Rêves d’abîmes survolés, de neiges immaculées que la trace du grimpeur parafe d’une nuée de cristaux étincelants. L’air vif enivre, l’effort se nourrit de félicité. La montagne après la chute de neige dévoile ses trésors : Le skieur, minuscule errant dans l’immensité gelée, semble dans sa glissade orchestrer l’instant de sa trace vaporeuse.

Quand plus rien n’existe que le firmament lumineux, l’alpiniste oublie les dangers que l’hiver a forgé, l’avalanche est toujours là, et bien après être née en coulant, elle meurt en fondant.

L’aube est encore loin, vous rêvez que le gardien vient vous secouer, non ce n’est pas un rêve.

– Debout il est quatre heures !

Dans la chaude intimité des couvertures, le corps ne veut pas bouger, l’esprit ne veut pas croire… Les chimères bercent encore les sens engourdis.

Le jeune homme dort encore du sommeil lourd et oublieux qu’ont les enfants, son réveil est comme une renaissance. Les secondes passent, il tente de garder encore au plus profond de son être cette béatitude qui fait de l’éveil un instant de délice. Le bruit des préparatifs, le ronflement des réchauds, l’odeur du thé, les bruits des pieds qui traînent… Le sommeil reflue, laissant les images de la veille revenir… Les gentianes et les choucas, les sources, la montée sous le soleil. Debout ! L’aventure attend au seuil du refuge.

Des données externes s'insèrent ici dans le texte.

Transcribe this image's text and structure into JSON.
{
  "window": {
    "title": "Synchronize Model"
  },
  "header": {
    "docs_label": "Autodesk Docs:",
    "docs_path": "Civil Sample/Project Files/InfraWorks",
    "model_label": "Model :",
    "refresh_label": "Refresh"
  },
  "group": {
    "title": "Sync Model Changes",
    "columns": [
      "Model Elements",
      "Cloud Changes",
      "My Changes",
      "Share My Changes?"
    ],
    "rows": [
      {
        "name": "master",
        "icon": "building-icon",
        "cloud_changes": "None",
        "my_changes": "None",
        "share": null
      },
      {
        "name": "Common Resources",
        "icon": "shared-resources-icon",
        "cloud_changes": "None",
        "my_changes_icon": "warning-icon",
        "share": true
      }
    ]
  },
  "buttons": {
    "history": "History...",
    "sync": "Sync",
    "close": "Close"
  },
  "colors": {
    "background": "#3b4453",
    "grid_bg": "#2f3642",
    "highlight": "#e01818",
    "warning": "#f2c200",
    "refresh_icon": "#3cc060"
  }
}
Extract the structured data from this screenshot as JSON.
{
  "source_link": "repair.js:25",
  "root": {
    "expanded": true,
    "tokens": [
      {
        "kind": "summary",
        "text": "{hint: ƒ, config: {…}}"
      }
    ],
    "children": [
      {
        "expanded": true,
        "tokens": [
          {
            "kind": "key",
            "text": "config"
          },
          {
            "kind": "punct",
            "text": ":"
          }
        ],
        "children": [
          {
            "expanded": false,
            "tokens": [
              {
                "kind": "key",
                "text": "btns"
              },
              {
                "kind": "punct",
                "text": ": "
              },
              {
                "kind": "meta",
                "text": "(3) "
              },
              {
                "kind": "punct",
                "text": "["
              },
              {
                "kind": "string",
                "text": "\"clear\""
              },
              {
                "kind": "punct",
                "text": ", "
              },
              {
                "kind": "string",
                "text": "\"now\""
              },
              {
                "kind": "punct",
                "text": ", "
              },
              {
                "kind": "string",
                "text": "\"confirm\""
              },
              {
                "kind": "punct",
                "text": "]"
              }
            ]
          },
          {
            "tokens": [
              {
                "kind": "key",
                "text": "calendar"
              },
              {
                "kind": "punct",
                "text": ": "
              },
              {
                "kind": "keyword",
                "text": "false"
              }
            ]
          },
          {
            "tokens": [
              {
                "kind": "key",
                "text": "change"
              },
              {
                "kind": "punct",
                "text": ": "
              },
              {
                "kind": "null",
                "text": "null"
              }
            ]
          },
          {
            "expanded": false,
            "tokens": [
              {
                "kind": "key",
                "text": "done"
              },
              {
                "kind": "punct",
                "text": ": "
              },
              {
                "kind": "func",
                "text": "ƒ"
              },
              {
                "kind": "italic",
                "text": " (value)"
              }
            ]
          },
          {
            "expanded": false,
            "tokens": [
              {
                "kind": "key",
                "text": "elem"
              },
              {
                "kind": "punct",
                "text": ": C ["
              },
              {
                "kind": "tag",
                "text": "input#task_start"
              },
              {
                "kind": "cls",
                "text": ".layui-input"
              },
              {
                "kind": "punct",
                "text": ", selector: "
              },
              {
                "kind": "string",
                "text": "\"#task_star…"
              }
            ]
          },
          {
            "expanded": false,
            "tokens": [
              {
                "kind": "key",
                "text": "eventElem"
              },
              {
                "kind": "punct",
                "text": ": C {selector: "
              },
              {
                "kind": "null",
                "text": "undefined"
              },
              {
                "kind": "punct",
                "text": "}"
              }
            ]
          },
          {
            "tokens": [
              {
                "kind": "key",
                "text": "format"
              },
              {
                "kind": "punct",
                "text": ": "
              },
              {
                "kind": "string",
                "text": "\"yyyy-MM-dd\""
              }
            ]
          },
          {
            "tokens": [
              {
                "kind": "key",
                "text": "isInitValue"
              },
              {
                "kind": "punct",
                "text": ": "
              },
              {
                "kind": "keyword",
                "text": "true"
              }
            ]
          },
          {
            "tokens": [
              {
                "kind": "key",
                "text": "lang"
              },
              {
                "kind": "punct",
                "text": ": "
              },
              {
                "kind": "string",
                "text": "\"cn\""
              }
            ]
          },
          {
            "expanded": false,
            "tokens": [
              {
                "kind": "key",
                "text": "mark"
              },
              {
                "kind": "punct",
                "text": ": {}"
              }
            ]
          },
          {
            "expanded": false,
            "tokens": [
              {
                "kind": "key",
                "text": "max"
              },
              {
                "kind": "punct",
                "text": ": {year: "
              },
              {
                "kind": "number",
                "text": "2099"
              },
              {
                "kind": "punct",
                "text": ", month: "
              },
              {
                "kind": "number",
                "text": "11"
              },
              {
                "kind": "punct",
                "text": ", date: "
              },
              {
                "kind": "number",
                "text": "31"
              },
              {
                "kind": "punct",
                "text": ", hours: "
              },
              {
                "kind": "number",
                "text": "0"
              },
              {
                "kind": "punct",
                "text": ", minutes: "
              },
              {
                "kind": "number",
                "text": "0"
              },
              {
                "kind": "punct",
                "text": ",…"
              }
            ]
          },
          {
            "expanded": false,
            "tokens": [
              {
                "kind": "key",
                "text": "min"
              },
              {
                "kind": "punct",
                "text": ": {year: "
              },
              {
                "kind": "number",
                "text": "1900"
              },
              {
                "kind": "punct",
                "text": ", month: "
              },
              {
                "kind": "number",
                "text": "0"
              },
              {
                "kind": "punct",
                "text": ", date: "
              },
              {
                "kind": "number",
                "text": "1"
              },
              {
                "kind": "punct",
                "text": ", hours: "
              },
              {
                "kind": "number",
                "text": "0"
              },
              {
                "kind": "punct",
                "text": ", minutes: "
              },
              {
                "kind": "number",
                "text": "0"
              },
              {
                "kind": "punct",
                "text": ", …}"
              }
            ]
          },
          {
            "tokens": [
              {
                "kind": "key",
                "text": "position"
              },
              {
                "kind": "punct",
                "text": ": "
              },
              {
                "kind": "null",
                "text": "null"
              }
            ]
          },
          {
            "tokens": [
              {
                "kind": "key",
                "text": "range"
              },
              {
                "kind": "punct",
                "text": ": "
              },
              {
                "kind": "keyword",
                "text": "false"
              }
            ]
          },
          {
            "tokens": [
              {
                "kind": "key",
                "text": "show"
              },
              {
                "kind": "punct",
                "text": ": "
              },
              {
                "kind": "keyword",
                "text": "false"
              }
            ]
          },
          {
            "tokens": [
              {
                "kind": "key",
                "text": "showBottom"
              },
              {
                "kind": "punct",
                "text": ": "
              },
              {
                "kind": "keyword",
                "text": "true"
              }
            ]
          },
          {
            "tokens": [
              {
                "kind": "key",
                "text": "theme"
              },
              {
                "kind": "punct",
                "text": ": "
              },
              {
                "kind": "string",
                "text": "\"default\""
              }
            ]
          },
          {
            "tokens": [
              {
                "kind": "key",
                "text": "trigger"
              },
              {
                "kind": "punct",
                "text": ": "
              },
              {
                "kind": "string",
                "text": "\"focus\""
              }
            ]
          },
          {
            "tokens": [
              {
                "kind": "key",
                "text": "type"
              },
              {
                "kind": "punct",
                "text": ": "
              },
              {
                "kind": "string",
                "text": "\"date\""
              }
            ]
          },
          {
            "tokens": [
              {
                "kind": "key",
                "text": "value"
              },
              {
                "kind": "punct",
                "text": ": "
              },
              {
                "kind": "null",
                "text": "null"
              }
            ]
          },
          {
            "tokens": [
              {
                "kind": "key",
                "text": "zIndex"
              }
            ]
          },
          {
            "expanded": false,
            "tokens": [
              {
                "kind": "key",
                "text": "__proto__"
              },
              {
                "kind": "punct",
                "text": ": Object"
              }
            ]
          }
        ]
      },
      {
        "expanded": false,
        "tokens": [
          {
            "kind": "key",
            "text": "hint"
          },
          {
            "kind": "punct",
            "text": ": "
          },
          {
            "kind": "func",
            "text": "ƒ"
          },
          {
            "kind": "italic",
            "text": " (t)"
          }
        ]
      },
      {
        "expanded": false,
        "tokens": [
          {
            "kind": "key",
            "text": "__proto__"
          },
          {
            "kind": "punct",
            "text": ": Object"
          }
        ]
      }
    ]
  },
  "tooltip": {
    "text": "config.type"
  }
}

La marche d’approche dans la nuit froide s’est déroulée sans encombre. Ayant contourné la base de l’aiguille les deux hommes, une fois encordés, commencent l’escalade dans la pénombre. Un nouveau jour s’annonce, les étoiles pâlissent. Un courant d’air vif descend des hauteurs, les doigts s’engourdissent sur le granit froid, mais bientôt l’effort échauffe les muscles et passée la première appréhension, les alpinistes s’élèvent rapidement dans la face Est sur des dalles peu inclinées au rocher franc.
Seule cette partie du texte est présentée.